XPath channelXpath = navigator.parseXPath("/tv/channel");

XPath beckerXpath = navigator.parseXPath("//programme[title='Becker']");

// create a mapping from ID to display name

Map channelMap = new HashMap();

List channelNodes = channelXpath.selectNodes(doc);

for (int ii = 0; ii < channelNodes.size(); ii++) {

Element channelElem = (Element)channelNodes.get(ii);

Element displayNameElem = (Element)channelElem.

getElementsByTagName("display-name").item(0);

channelMap.put(channelElem.getAttribute("id"),

displayNameElem.getFirstChild());

}

// find the episode nodes!

List nodeList = beckerXpath.selectNodes(doc);

System.out.println(nodeList.size() + " matches found");

for (int ii = 0; ii < nodeList.size(); ii++) {

Element programElem = (Element)nodeList.get(ii);

Element subTitleElem = (Element)programElem.

getElementsByTagName("sub-title").item(0);

System.out.print("Episode title = " +

subTitleElem.getFirstChild());

System.out.println("'; channel = " + channelMap.get

(programElem.getAttribute("channel")));

}

}

}

The example does a little more than get the episode title.

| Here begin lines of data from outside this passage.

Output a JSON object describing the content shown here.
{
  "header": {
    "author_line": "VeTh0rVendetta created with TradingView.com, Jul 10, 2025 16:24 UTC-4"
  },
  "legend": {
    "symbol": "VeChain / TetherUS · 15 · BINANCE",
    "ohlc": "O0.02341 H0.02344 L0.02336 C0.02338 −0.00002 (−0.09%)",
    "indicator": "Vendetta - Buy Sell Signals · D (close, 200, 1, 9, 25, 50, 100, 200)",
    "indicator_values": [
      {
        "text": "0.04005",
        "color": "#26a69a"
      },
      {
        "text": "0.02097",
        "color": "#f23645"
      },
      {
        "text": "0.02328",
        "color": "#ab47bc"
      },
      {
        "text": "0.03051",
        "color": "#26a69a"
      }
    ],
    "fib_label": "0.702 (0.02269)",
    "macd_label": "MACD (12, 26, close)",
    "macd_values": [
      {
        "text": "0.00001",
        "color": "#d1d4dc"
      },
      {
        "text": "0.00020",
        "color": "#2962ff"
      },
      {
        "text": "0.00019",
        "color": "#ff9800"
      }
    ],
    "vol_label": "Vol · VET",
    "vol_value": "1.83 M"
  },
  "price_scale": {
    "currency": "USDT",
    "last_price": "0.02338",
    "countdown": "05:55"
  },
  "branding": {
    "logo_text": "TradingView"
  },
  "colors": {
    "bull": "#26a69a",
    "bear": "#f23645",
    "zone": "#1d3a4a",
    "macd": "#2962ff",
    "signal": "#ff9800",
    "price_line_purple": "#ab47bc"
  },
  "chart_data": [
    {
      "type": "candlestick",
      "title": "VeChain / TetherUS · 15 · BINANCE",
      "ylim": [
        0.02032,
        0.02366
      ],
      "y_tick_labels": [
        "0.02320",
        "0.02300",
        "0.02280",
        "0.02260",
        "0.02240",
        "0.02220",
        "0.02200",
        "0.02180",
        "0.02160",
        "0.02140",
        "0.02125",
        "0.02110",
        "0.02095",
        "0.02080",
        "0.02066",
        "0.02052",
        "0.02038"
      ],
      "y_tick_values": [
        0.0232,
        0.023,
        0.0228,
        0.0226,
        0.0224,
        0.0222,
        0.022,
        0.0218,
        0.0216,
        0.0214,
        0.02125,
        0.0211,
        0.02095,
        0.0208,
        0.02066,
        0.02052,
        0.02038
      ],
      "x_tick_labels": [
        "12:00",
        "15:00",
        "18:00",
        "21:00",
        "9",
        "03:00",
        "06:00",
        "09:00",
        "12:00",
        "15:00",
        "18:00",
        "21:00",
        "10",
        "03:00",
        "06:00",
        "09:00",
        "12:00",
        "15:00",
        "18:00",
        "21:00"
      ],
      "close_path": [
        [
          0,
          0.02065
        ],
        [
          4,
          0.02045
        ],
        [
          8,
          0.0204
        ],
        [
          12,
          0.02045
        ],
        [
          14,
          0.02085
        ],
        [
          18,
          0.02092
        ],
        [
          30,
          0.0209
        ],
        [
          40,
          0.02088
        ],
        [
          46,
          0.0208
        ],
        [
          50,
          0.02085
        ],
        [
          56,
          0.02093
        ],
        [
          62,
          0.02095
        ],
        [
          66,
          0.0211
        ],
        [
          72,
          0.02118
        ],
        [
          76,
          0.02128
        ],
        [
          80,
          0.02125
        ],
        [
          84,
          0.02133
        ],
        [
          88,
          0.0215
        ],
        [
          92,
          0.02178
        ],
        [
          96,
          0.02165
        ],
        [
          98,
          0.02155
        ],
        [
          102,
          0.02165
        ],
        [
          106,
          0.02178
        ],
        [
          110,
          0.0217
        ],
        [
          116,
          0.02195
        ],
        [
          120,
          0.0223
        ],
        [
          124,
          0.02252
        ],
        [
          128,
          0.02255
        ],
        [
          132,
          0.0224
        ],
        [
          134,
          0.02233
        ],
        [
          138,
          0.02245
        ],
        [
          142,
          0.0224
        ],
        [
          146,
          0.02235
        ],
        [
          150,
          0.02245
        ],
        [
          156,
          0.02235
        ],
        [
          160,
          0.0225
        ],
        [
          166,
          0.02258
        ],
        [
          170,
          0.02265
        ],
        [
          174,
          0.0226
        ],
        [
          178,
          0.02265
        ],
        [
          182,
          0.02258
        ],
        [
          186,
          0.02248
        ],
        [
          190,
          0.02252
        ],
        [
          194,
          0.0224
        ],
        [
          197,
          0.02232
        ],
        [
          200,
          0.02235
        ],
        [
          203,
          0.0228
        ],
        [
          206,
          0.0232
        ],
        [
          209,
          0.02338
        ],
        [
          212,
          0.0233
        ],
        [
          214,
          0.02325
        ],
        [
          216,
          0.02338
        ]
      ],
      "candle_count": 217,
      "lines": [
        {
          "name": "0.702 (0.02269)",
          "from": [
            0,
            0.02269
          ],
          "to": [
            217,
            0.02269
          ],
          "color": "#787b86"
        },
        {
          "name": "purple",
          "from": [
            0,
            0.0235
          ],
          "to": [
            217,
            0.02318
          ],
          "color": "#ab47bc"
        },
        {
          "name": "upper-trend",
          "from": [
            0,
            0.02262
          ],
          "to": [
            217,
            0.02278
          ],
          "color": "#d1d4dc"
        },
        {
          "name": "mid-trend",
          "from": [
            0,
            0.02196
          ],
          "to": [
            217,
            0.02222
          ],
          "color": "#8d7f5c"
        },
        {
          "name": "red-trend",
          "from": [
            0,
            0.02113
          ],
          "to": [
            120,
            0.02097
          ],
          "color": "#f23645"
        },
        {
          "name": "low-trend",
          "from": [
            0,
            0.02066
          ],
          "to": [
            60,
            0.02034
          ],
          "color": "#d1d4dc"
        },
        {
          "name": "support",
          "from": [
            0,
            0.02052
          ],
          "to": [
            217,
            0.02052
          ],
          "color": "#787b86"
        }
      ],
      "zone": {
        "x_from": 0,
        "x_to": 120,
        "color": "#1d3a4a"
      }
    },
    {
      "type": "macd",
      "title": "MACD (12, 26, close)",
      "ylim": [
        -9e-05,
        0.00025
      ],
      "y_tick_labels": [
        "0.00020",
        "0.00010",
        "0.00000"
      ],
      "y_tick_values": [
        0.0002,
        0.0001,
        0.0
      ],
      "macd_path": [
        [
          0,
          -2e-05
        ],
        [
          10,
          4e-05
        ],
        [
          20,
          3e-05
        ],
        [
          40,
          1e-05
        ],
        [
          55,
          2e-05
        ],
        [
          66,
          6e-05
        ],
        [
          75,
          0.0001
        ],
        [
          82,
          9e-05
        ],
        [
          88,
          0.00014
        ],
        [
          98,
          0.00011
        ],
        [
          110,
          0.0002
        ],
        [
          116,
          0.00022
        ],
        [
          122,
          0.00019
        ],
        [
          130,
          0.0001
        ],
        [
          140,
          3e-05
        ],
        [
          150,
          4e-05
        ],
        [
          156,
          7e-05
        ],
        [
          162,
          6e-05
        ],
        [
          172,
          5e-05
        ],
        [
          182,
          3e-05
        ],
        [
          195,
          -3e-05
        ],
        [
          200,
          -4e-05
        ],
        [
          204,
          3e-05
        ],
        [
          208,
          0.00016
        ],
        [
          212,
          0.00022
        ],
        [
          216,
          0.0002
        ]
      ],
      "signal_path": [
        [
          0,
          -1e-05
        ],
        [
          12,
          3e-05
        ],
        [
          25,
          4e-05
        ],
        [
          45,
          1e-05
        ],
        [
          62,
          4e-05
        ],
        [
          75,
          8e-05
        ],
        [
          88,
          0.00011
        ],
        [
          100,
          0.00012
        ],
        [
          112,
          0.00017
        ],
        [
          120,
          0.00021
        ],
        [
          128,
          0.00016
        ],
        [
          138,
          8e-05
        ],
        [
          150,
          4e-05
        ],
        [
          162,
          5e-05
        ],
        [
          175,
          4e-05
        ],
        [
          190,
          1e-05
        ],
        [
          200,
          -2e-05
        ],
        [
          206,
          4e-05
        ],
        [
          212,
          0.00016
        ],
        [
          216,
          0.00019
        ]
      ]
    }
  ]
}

It first maps channel ID to channel name, then finds all the elements. This is something that you can do very quickly in Perl or Java but that might take a little more work in XSLT. Of course, emitting HTML based on output would be much easier in XSLT, arguing for a combination of the two -- creating a pipeline with an XMLTV producer, a Java processor, and then a stylesheet using Cocoon might be one way to do it.

For a real tool you might consider SAX2 despite the greater complexity, and implement page caching using a package like OSCache or produce the HTML in a nightly batch as well. XMLTV creates a lot of data and a web app that transforms from even a large static file has the potential to be very slow.

A Wish List

XMLTV is an evolving format; the version covered in this article is 0.5. A revised but convertible 0.6 format is on the way. For the future, I have a short wish list, all XML technical issues. (The content aspect already seems quite complete.)

  • It would be nice to have a standard namespace so one could consider weaving XMLTV content together with other XML vocabularies.
  • An XML schema would be useful here to allow stricter validation; DTD can't cover the typed data XMLTV carries around. It would also provide a structured way to make visible the great documentation hidden away in comments in the DTD now.
  • The application itself emits a DOCTYPE with a relative location for the DTD; an HTML URL might be more appropriate, especially since the application already requires access to the Web.